Edner war 14 Jahre im Unternehmen der vorherigen Inhaber tätig gewesen und im Speed von Beginn an als Geschäftsführer. Der Laden ist sein "Kind". Angefangen hat das auf 120 Quadratmetern, sich im Laufe der Zeit immer weiter vergrößert und heute knapp 700 Quadratmeter Verkaufsfläche. Verkauft wird Bekleidung, "von der Street Wear bis hin zum High-Fashion-Label". Marken wie Yakuza, De Puta Madre, Diesel Silk, Rare und Singly sind präsent.
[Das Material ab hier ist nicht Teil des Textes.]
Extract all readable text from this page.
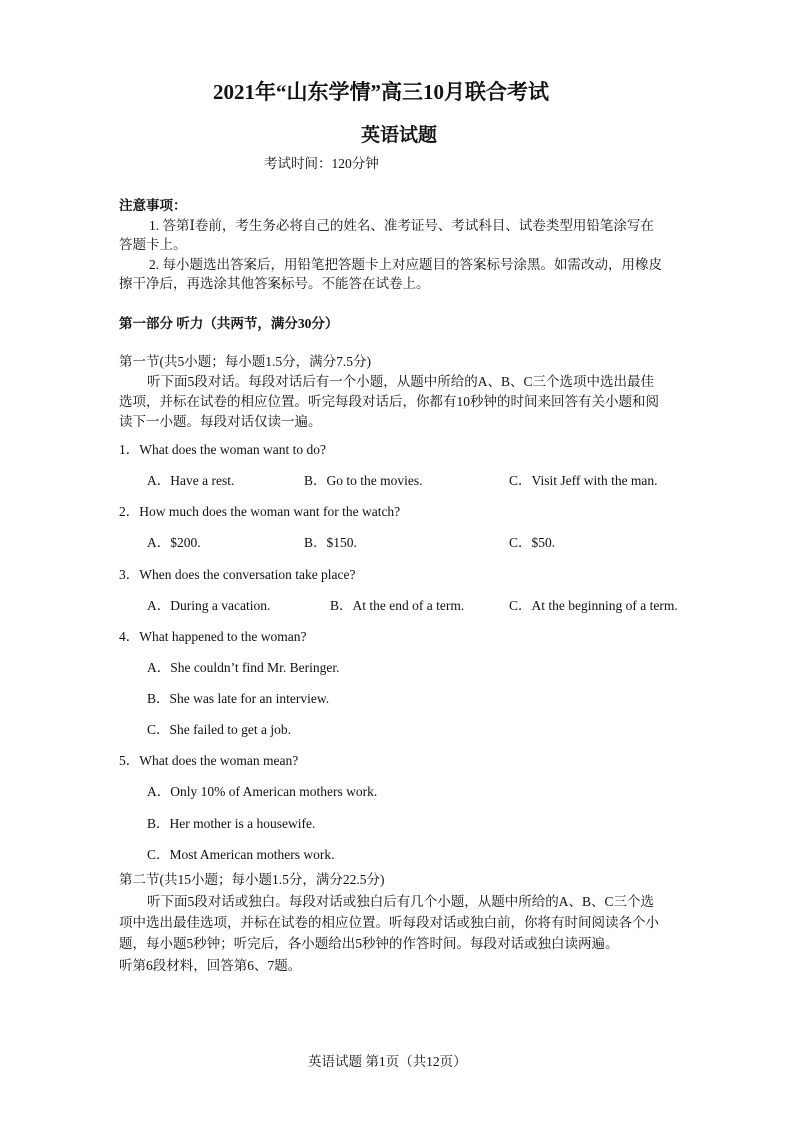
2021年“山东学情”高三10月联合考试
英语试题
考试时间：120分钟
注意事项：
1. 答第Ⅰ卷前，考生务必将自己的姓名、准考证号、考试科目、试卷类型用铅笔涂写在
答题卡上。
2. 每小题选出答案后，用铅笔把答题卡上对应题目的答案标号涂黑。如需改动，用橡皮
擦干净后，再选涂其他答案标号。不能答在试卷上。
第一部分 听力（共两节，满分30分）
第一节(共5小题；每小题1.5分，满分7.5分)
听下面5段对话。每段对话后有一个小题，从题中所给的A、B、C三个选项中选出最佳
选项，并标在试卷的相应位置。听完每段对话后，你都有10秒钟的时间来回答有关小题和阅
读下一小题。每段对话仅读一遍。
1．What does the woman want to do?
A．Have a rest.	B．Go to the movies.	C．Visit Jeff with the man.
2．How much does the woman want for the watch?
A．$200.	B．$150.	C．$50.
3．When does the conversation take place?
A．During a vacation.	B．At the end of a term.	C．At the beginning of a term.
4．What happened to the woman?
A．She couldn’t find Mr. Beringer.
B．She was late for an interview.
C．She failed to get a job.
5．What does the woman mean?
A．Only 10% of American mothers work.
B．Her mother is a housewife.
C．Most American mothers work.
第二节(共15小题；每小题1.5分，满分22.5分)
听下面5段对话或独白。每段对话或独白后有几个小题，从题中所给的A、B、C三个选
项中选出最佳选项，并标在试卷的相应位置。听每段对话或独白前，你将有时间阅读各个小
题，每小题5秒钟；听完后，各小题给出5秒钟的作答时间。每段对话或独白读两遍。
听第6段材料，回答第6、7题。
英语试题 第1页（共12页）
Die einstigen Besitzer wiederum verlegten sich mehr und mehr auf Mono-Label-Stores, das heißt, auf Ladenlokale, in denen ausschließlich Kleidungsstücke einer Marke angeboten werden. Speed hat ein anderes Konzept. Und so fragten die Inhaber ("Sie sind Chefs und Freunde!") Leif Edner, ob er den Laden übernehmen wolle. Die Antwort lautete: Ja, aber nur mit Jens Münzer. Der war und ist Handelsvertreter eines Young-Fashion-Labels und erledigt im Speed "alles Betriebswirtschaftliche und Verwaltungstechnische". Leif Edner trägt, wie als angestellter Geschäftsführer auch schon, die Verantwortung für "alles, was mit der Mode und dem Laden zu tun hat". Er wollte schon lange selbstständig sein und trat, als er die Chance für die eigene Existenz sah, an die Sparkasse und das ugb heran. Namentlich mit Existenzgründungsberater Jörg Weyh ist Edner sehr zufrieden.
Leif Edner und Jens Münzer haben eine GmbH gegründet und bereits weitere Visionen und Träume in petto. Ihr Hauptaugenmerk wollen beide in Zukunft noch mehr auf Exklusivität legen, auf "Sachen, die nicht in jedem Laden zu haben sind".